# Data Collection and Exploration with the Iguazio Data Science Platform

Learn how to quickly start using the Iguazio Data Science Platform to collect, ingest, and explore data.

- [Overview](#gs-overview)
  - [Platform Data Containers](#platform-data-containers)
- [Collecting and Ingesting Data](#gs-data-collection-and-ingestion)
  - [Ingesting Data From an External Database to a NoSQL Table Using V3IO Frames](#ingest-from-external-db-to-no-sql-using-frames)
  - [Ingesting Files from Amazon S3](#ingest-from-amazon-s3)
  - [Streaming Data From an External Streaming Engine Using Nuclio](#streaming-data-from-an-external-streaming-engine-using-nuclio)
- [Exploring and Processing Data](#gs-data-exploration-and-processing)
  - [Exploring Data Using Spark DataFrames](#data-exploration-spark)
  - [Exploring Data Using V3IO Frames and pandas DataFrames](#data-exploration-v3io-frames-n-pandas)
  - [Exploring Data Using SQL](#data-exploration-sql)
- [Data Collection and Exploration Getting-Started Example](#getting-started-example)

<a id="gs-overview"></a>
## Overview

This tutorial explains and demonstrates how to collect, ingest, and explore data with the Iguazio Data Science Platform (**"the platform"**).<br>
For an overview of the platform and how it can be used to implement a full data science workflow, see the [**welcome**](../welcome.ipynb) tutorial notebook.<br>
For full end-to-end platform use-case application demos, see [**demos**](../demos/README.ipynb) tutorial notebooks directory.

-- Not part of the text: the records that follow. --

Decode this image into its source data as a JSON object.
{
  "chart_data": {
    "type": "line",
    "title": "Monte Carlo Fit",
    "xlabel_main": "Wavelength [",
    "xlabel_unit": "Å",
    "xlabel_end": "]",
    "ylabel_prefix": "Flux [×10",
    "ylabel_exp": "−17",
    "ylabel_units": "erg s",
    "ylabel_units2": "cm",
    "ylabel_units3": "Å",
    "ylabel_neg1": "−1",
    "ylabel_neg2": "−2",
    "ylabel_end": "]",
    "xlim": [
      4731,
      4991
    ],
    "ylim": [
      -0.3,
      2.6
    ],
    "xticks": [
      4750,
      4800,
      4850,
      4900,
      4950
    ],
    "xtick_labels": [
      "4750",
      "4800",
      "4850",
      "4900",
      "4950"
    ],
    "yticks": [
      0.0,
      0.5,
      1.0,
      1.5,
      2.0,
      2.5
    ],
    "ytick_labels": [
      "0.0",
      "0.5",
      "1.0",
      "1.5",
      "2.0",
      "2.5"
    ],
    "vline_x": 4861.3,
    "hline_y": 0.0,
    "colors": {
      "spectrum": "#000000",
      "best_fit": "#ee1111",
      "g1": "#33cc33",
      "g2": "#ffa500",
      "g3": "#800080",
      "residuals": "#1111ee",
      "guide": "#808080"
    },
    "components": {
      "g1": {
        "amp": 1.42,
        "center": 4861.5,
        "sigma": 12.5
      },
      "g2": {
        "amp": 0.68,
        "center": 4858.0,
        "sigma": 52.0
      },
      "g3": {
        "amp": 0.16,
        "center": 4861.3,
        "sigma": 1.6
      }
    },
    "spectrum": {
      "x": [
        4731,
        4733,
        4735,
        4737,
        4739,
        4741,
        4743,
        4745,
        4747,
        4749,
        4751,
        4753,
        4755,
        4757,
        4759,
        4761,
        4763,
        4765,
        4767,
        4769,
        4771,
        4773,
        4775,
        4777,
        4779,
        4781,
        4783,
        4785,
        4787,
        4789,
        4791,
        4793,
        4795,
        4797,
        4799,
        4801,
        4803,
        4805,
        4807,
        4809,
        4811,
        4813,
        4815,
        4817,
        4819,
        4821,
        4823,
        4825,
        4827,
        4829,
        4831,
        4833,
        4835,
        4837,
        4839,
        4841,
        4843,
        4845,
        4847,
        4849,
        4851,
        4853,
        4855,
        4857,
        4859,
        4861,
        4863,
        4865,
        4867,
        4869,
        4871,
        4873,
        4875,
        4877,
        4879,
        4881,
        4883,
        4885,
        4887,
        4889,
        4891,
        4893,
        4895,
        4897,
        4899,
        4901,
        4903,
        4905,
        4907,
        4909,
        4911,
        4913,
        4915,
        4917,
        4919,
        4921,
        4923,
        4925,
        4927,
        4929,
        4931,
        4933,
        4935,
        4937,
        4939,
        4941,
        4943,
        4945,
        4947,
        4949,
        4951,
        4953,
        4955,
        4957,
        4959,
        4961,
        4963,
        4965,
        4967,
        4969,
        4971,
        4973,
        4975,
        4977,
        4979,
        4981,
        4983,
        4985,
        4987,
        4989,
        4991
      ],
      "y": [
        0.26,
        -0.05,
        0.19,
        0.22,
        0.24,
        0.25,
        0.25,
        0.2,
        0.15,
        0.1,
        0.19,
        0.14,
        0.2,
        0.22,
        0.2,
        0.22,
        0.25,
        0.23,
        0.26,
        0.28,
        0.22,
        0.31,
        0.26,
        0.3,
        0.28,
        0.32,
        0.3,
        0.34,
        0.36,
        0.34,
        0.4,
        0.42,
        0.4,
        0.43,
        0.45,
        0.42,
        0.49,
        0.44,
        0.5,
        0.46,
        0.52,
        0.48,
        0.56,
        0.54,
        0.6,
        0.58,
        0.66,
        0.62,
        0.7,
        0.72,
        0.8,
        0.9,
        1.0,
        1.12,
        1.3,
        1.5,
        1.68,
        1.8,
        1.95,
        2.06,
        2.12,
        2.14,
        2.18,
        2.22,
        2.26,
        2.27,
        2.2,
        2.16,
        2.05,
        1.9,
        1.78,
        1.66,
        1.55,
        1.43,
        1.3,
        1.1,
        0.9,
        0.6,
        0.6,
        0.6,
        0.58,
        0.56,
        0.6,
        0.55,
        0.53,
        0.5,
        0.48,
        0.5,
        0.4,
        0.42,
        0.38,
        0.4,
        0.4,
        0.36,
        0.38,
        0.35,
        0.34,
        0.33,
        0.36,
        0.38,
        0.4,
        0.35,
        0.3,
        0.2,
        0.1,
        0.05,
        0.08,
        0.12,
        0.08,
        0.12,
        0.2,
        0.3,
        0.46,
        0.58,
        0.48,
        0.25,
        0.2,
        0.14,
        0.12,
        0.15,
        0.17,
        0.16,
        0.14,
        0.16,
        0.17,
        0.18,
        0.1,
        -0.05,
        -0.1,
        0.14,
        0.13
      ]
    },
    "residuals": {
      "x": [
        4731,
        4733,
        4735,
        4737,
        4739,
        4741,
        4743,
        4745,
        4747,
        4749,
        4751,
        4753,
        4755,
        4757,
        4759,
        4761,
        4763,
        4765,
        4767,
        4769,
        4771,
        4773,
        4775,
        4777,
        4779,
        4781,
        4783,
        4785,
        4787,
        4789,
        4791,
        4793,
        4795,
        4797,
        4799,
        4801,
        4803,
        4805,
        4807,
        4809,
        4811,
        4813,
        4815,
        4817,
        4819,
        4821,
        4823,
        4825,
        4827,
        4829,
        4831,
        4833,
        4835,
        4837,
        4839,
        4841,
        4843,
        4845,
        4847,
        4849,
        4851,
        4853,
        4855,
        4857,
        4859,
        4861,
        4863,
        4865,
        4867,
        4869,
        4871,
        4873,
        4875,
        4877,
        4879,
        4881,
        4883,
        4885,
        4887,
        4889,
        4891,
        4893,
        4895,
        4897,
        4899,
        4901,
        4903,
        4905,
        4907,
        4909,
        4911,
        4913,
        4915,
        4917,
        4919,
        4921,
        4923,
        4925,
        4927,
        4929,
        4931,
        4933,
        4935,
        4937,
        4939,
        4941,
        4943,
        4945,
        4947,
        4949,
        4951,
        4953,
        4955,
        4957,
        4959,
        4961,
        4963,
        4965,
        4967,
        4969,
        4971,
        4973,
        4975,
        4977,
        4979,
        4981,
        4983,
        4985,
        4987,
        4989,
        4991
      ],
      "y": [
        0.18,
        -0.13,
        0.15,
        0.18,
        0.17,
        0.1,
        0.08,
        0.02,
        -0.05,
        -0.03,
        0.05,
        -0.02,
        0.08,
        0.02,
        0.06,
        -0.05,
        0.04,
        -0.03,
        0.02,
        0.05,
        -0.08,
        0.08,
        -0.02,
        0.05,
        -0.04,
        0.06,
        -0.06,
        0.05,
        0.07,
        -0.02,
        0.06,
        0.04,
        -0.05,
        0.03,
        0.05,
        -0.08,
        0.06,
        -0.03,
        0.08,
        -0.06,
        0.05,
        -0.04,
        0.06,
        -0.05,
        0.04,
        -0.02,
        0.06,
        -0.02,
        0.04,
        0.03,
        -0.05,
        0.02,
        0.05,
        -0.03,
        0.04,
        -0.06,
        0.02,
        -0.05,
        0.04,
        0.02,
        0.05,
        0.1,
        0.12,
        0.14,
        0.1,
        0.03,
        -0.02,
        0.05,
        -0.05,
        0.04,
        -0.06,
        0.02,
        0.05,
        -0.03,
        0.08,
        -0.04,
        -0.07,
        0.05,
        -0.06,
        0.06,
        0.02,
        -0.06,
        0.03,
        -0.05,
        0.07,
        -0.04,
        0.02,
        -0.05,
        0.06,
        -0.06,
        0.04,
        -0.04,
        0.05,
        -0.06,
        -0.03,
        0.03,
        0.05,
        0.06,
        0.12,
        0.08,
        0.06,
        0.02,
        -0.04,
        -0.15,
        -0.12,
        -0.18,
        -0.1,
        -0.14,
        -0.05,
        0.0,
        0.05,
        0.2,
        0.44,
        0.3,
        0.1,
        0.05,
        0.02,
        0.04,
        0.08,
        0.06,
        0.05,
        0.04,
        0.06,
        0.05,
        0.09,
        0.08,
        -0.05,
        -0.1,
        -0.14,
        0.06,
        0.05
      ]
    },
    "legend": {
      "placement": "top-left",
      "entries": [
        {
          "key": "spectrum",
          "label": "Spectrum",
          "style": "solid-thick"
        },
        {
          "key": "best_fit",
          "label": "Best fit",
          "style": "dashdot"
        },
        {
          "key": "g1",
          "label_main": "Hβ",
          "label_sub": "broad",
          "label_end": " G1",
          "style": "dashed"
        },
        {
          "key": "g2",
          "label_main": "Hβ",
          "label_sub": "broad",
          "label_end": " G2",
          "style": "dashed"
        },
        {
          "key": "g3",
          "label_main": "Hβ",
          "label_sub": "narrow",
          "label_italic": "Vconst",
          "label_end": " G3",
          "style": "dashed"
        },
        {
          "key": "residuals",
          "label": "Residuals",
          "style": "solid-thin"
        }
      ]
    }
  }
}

<a id="platform-data-containers"></a>
### Platform Data Containers

Data is stored within data containers in the platform's distributed file system (DFS).
All platform clusters have two predefined containers:

- <a id="default-container"></a> The default **"bigdata"** container.
- <a id="users-container"></a>The **"users"** container, which is designed to contain **&lt;username&gt;** directories that provide individual development environments for storing user-specific data.
  The platform's Jupyter Notebook, Zeppelin, and web-based shell "command-line services" automatically create such a directory for the running user of the service and set it as the home directory of the service environment.
  You can leverage the following environment variables, which are predefined in the platform's command-line services, to access this running-user directory from your code:

  - `V3IO_USERNAME` &mdash; set to the username of the running user of the Jupyter Notebook service.
  - `V3IO_HOME` &mdash; set to the running-user directory in the "users" container &mdash; **users/&lt;running user&gt;**.
  - `V3IO_HOME_URL` &mdash; set to the fully qualified `v3io` path to the running-user directory &mdash; `v3io://users/<running user>`.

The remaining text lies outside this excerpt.